When sponsorship (financial assistance or products) is provided from corporate T&T, it is consistently applied equally across all participating athletes to assist in defraying their individual costs.
Where full funding is provided from the MSYA via SPORTT approval process for funding of NGB’s approved championships, equitable refunds are provided to the said parents who would have previously provided payment on behalf of their respective athlete as it relates to the Carifta Championship (Swimming, Open Water Swimming and Water Polo), CCCAN Championships (Swimming, Open Water Swimming and Water Polo), and World Championships.
Over the years the PANAM Championships, CAC Championships, Commonwealth Games, and the Olympic Games are normally fully funded by TTOC.
During 2019, full funding was provided for Swimming, Open Water Swimming and Water Polo disciplines by the MSYA for the Carifta, CCCAN Championships and World Championships and parents were refunded based on their individual funding provided upfront all in keeping with the individual discipline subventions that were provided for by the MSYA.
The Association has available documented records where parents of the respective athletes signed for receiving the said refunds. Recognising the need to start raising its own finances for the benefit of its own athletes, in 2019, the Association commenced having its own fund raising initiatives and neither of these two events were supported by the said author of the article.

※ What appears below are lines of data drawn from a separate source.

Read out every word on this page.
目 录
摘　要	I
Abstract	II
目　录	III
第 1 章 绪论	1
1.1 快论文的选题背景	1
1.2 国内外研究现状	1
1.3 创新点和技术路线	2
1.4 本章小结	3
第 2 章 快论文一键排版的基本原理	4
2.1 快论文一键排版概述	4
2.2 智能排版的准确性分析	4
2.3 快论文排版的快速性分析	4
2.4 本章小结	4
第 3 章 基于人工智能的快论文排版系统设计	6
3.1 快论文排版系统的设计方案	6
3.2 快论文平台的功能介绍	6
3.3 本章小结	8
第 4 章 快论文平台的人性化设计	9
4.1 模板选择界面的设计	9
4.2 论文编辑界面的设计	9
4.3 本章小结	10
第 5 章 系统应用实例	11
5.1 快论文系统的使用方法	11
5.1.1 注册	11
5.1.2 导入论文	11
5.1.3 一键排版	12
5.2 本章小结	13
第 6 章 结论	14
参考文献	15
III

- 5. The author alleges that: “Our nation has the potential to qualify for high levels of competition in water polo, including world championships and Olympics. However, the largest opponent is our own local federation.”
The author does admit that ‘the largest opponent is our own local federation’ and in so doing admits being part of the problem rather than being part of the solution. The Association has no records to substantiate that the aggrieved member has followed protocol and brought his concerns to the ASATT Council for the Associations attention.
Over the years ASATT has with care, crafted the development of Water Polo which has resulted in the following:
- T&T achieving multiple successes in water polo championships and gold medals achievements at the Carifta Water Polo Championship, the Caribbean Islands Swimming Championships and the Caribbean and Central American Swimming Championships, qualifying for the Pan American Youth and Junior Water Polo Championships.
- In 2011, we also qualified for the World Youth Water Polo Championships in Perth, Australia (2012).
Unfortunately, history would recall that through the actions and/or inactions of the author of the misleading information, the Association within recent years was sanctioned to the sum of 6,000.00 francs by the world governing body FINA. Notwithstanding, in order for the sport of water polo to continue to grow, the Association seeks opportunities for participation at the highest level of the sport.
This is where again, through the inaction of the author of the allegations and his failure to follow protocol as the appointed team manager for the Men’s Senior Water Polo Team, the ASATT had to withdraw the Team from participation in the prestigious FINA Water Polo Challengers’ Cup in October of 2019.
Lastly, the ASATT notably distance itself from the hypocrisy associated with the author’s unfounded allegation and his personal views does not represent the views of the ASATT.